M. de Fontcombes disait ces vers merveilleux avec sentiment et en communiquant à son expression toute la révérence dont ils étaient dignes.

— C’est fort beau, dit Jacquette.

Alors M. de Fontcombes poursuivit ; et il se faisait écouter. Mlle de Quinconas même, se rapprocha, ayant compris qu’il ne s’agissait point de conversation intime et personnelle. Et le jeune homme répandait les strophes harmonieuses entre les deux femmes.

Comme on arrivait à l’escalier flanqué de deux socles dont l’un porte un vase au bas-relief de satyres, M. de Fontcombes, qui parcourait par sa belle mémoire tous les siècles de la littérature française, mit en valeur le dernier tercet d’un sonnet qui fit rougir et pâlir Jacquette.

Elle s’arrêta au bord de la première marche et demanda :

— Monsieur, savez-vous de qui est ce que vous dites si bien?

— A part nos grands auteurs, mademoiselle, du diable si je me souviens de ceux qui firent tous les vers que je débite! Je les retiens comme l’éponge l’eau…

— Ah! c’est très bien, monsieur.

Et, d’un geste de future maîtresse d’un si riche domaine, elle montra, avec sa canne, la grande pelouse des jardins bas où murmuraient les fontaines.

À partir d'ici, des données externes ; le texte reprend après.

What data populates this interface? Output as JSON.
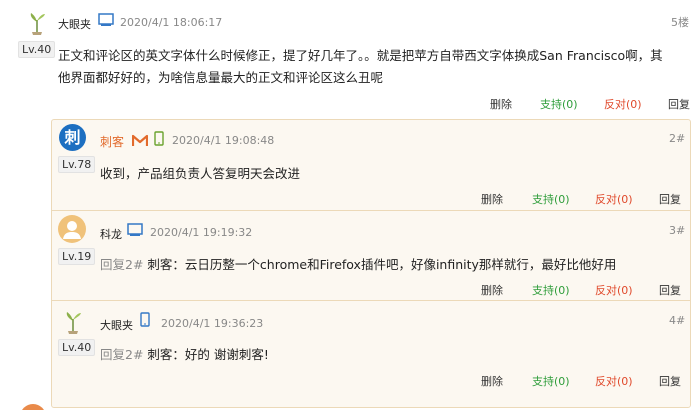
{
  "main_comment": {
    "username": "大眼夹",
    "time": "2020/4/1 18:06:17",
    "floor": "5楼",
    "level": "Lv.40",
    "text_line1": "正文和评论区的英文字体什么时候修正，提了好几年了。。就是把苹方自带西文字体换成San Francisco啊，其",
    "text_line2": "他界面都好好的，为啥信息量最大的正文和评论区这么丑呢",
    "actions": {
      "delete": "删除",
      "support": "支持(0)",
      "oppose": "反对(0)",
      "reply": "回复"
    }
  },
  "replies": [
    {
      "username": "刺客",
      "avatar_char": "刺",
      "time": "2020/4/1 19:08:48",
      "floor": "2#",
      "level": "Lv.78",
      "text": "收到，产品组负责人答复明天会改进",
      "actions": {
        "delete": "删除",
        "support": "支持(0)",
        "oppose": "反对(0)",
        "reply": "回复"
      }
    },
    {
      "username": "科龙",
      "time": "2020/4/1 19:19:32",
      "floor": "3#",
      "level": "Lv.19",
      "reply_prefix": "回复2#",
      "text": " 刺客：云日历整一个chrome和Firefox插件吧，好像infinity那样就行，最好比他好用",
      "actions": {
        "delete": "删除",
        "support": "支持(0)",
        "oppose": "反对(0)",
        "reply": "回复"
      }
    },
    {
      "username": "大眼夹",
      "time": "2020/4/1 19:36:23",
      "floor": "4#",
      "level": "Lv.40",
      "reply_prefix": "回复2#",
      "text": " 刺客：好的 谢谢刺客!",
      "actions": {
        "delete": "删除",
        "support": "支持(0)",
        "oppose": "反对(0)",
        "reply": "回复"
      }
    }
  ],
  "icons": {
    "desktop": "desktop-icon",
    "mobile": "mobile-icon",
    "gmail": "gmail-m-icon",
    "plant_avatar": "plant-avatar-icon",
    "user_avatar": "user-silhouette-icon"
  },
  "colors": {
    "support": "#2e9d3a",
    "oppose": "#e04a2c",
    "username_highlight": "#e26a2c",
    "quote_bg": "#fcf8f1",
    "quote_border": "#ecd9b8"
  }
}
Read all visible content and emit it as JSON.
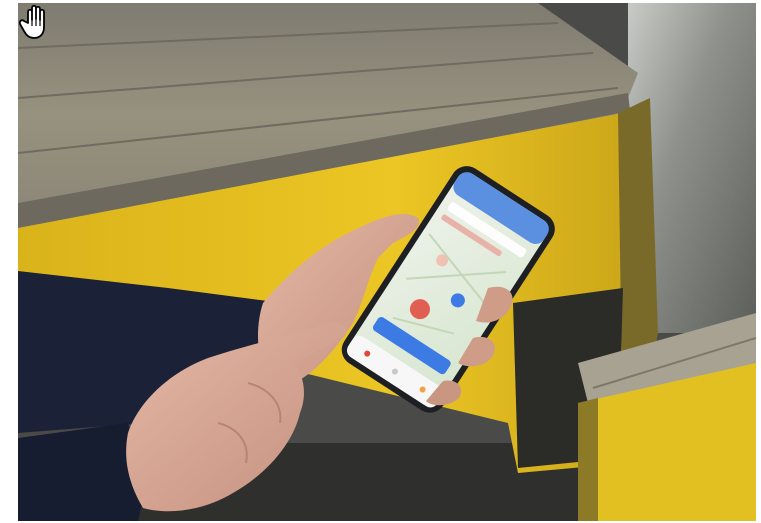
{
  "image": {
    "subject": "photograph",
    "cursor_icon": "hand-cursor-icon",
    "phone_screen_icon": "map-app-icon"
  },
  "colors": {
    "bench_wood": "#8d887b",
    "bench_yellow": "#e8c320",
    "background_dark": "#3e3f3c",
    "sleeve_navy": "#1b2237",
    "skin": "#d9a894",
    "phone_frame": "#1d1f22",
    "app_header_blue": "#5b8fe0",
    "app_button_blue": "#3b7be3",
    "map_green": "#cfe3c4",
    "map_hotspot_red": "#e0473a"
  }
}
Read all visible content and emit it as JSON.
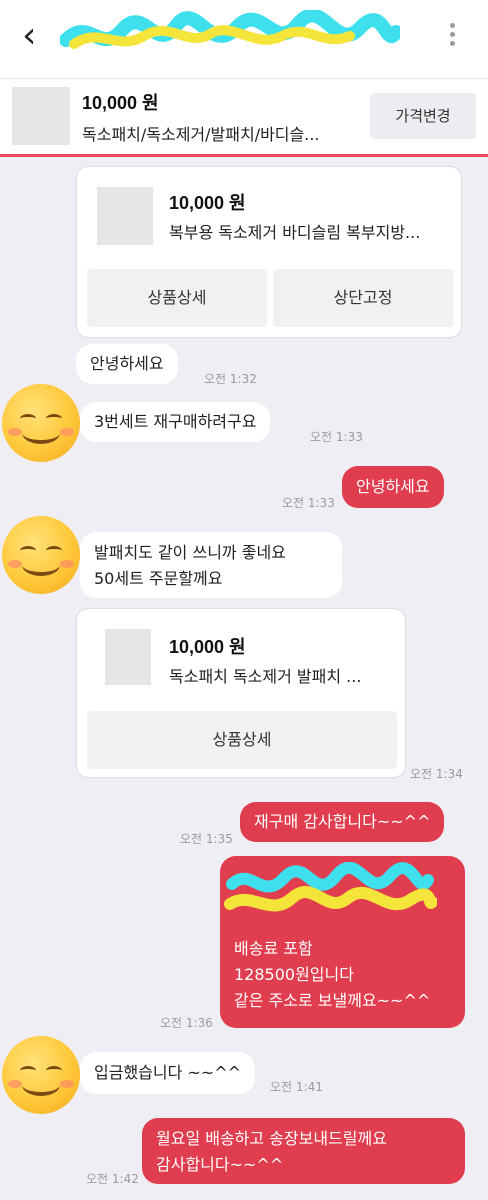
{
  "header": {
    "title": "",
    "back_icon": "chevron-left-icon",
    "more_icon": "more-vertical-icon"
  },
  "product": {
    "price": "10,000 원",
    "name": "독소패치/독소제거/발패치/바디슬...",
    "price_change_button": "가격변경"
  },
  "cards": [
    {
      "price": "10,000 원",
      "name": "복부용 독소제거 바디슬림 복부지방...",
      "detail_button": "상품상세",
      "pin_button": "상단고정"
    },
    {
      "price": "10,000 원",
      "name": "독소패치 독소제거 발패치 ...",
      "detail_button": "상품상세"
    }
  ],
  "messages": [
    {
      "from": "buyer",
      "text": "안녕하세요",
      "time": "오전 1:32"
    },
    {
      "from": "buyer",
      "text": "3번세트 재구매하려구요",
      "time": "오전 1:33"
    },
    {
      "from": "seller",
      "text": "안녕하세요",
      "time": "오전 1:33"
    },
    {
      "from": "buyer",
      "lines": [
        "발패치도 같이 쓰니까 좋네요",
        "50세트 주문할께요"
      ],
      "time": ""
    },
    {
      "from": "buyer_card",
      "time": "오전 1:34"
    },
    {
      "from": "seller",
      "text": "재구매 감사합니다~~^^",
      "time": "오전 1:35"
    },
    {
      "from": "seller",
      "lines": [
        "배송료 포함",
        "128500원입니다",
        "같은 주소로 보낼께요~~^^"
      ],
      "time": "오전 1:36"
    },
    {
      "from": "buyer",
      "text": "입금했습니다 ~~^^",
      "time": "오전 1:41"
    },
    {
      "from": "seller",
      "lines": [
        "월요일 배송하고 송장보내드릴께요",
        "감사합니다~~^^"
      ],
      "time": "오전 1:42"
    }
  ],
  "colors": {
    "accent": "#e03d4f",
    "divider": "#e8475c",
    "background": "#efeef4"
  }
}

M. de Fontcombes admira comme il convenait, car le lieu, vraiment, était magnifique. Puis il offrit la main à Mlle de Chamarande pour descendre. Alors elle lui dit à l’oreille :

— Eh! Monsieur, c’était d’Alcindor!

— Quoi donc, mademoiselle?

— Mais le sonnet, vertubleu! dont vous avez cité quelques vers.

— C’est ma foi fort possible. Au cours de ma lecture du petit volume, ce sonnet me sera demeuré…

— C’est qu’il vous plaît, monsieur?

— Evidemment, mademoiselle.

Des mots furent échangés en face du satyre à la queue pointue qui avait été le proche témoin, à une époque déjà reculée, d’autres scènes par quoi avait semblé vouloir s’exprimer la malignité du monde. Ne dirait-on pas que ce lieu, au centre du parc de Chamarande, est celui où le sort capricieux bifurque ou, autrement dit, nous joue des tours de sa façon?

Je le croirais volontiers pour ma part ; car Jacquette, qui avait fermement arrêté de ne pas conduire M. de Fontcombes aux endroits où elle avait coutume de songer à Alcindor, Jacquette qui avait évité — non pour l’étiquette, croyez-le, mais par un parti pris délibéré — de prendre soit sa chère allée conduisant au bassin de Pan, soit l’allée longue qui s’orne de la balustrade, du côté de la Loire, Jacquette n’hésita pas à incliner, par les fontaines, vers cette admirable promenade à balustres et à reposoirs de lauriers, où nous l’avons vue l’autre jour. Et pourquoi?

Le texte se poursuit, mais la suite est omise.